Um tempo depois, já nos primeiros anos de namoro, vi que estava errado. Amor não era só isso. Mas também querer estar junto para conhecer o outro, seus gostos, medos, alegrias, traumas. Passei a pensar, então, que amar era como ler um bom livro: uma página de cada vez, tornando-se íntimo de uma história que até então se desconhece, a ponto de se ver tão imerso que torna-se impossível de se afastar.
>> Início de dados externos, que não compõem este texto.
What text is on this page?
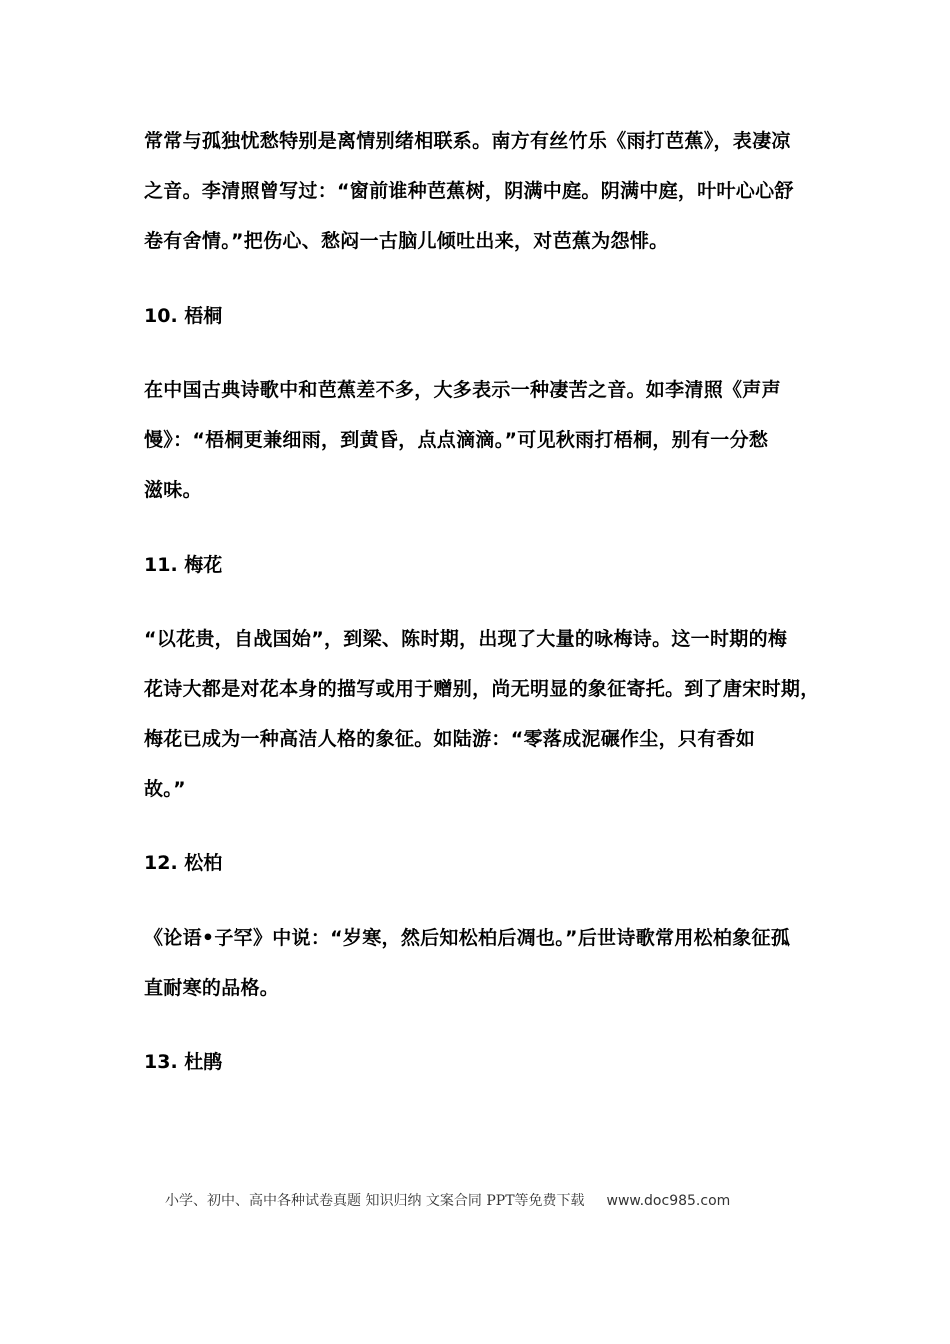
常常与孤独忧愁特别是离情别绪相联系。南方有丝竹乐《雨打芭蕉》，表凄凉
之音。李清照曾写过：“窗前谁种芭蕉树，阴满中庭。阴满中庭，叶叶心心舒
卷有舍情。”把伤心、愁闷一古脑儿倾吐出来，对芭蕉为怨悱。
10. 梧桐
在中国古典诗歌中和芭蕉差不多，大多表示一种凄苦之音。如李清照《声声
慢》：“梧桐更兼细雨，到黄昏，点点滴滴。”可见秋雨打梧桐，别有一分愁
滋味。
11. 梅花
“以花贵，自战国始”，到梁、陈时期，出现了大量的咏梅诗。这一时期的梅
花诗大都是对花本身的描写或用于赠别，尚无明显的象征寄托。到了唐宋时期，
梅花已成为一种高洁人格的象征。如陆游：“零落成泥碾作尘，只有香如
故。”
12. 松柏
《论语•子罕》中说：“岁寒，然后知松柏后凋也。”后世诗歌常用松柏象征孤
直耐寒的品格。
13. 杜鹃
小学、初中、高中各种试卷真题 知识归纳 文案合同 PPT等免费下载 www.doc985.com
Anos depois, mais uma vez descobri estar equivocado. Amar precisava, de mesmo modo, ser sobre integridade e caráter. Era preciso desnudar-se, sabatinar-se, virar homem — no mais vernacular. Quando antevi a grandiosidade do que estava por vir, a importância que minha ignorância e estupidez quase colocaram tudo a perder, amar foi doloroso, mas necessário.
Para nossa felicidade, errei pela terceira vez. Na verdade amar é tudo isso e mais um pouco. São os pequenos momentos de paz no capitalismo tardio, a parceria contra o mundo. É encarar as vicissitudes e jogar-se no colo, a pele ainda quente, tremente dos ódios mundanos. É escrever uma crônica sobre a importância de alguém em sua vida, mesmo numa sala de espera com um infernal telefone a tocar incessantemente. Pergunto-me se a pessoa do outro lado da linha concorda comigo. Não saberei, nem ela será atendida. Tudo bem, daqui um tempo acredito que estarei errado novamente.
Eis a definição. Uma sequência de incertezas até que se chegue à única certeza final, que arrebatará a todos. E mesmo nela ouso dizer: no apagar das luzes, pensarei em Bruna e descobrirei um novo amor.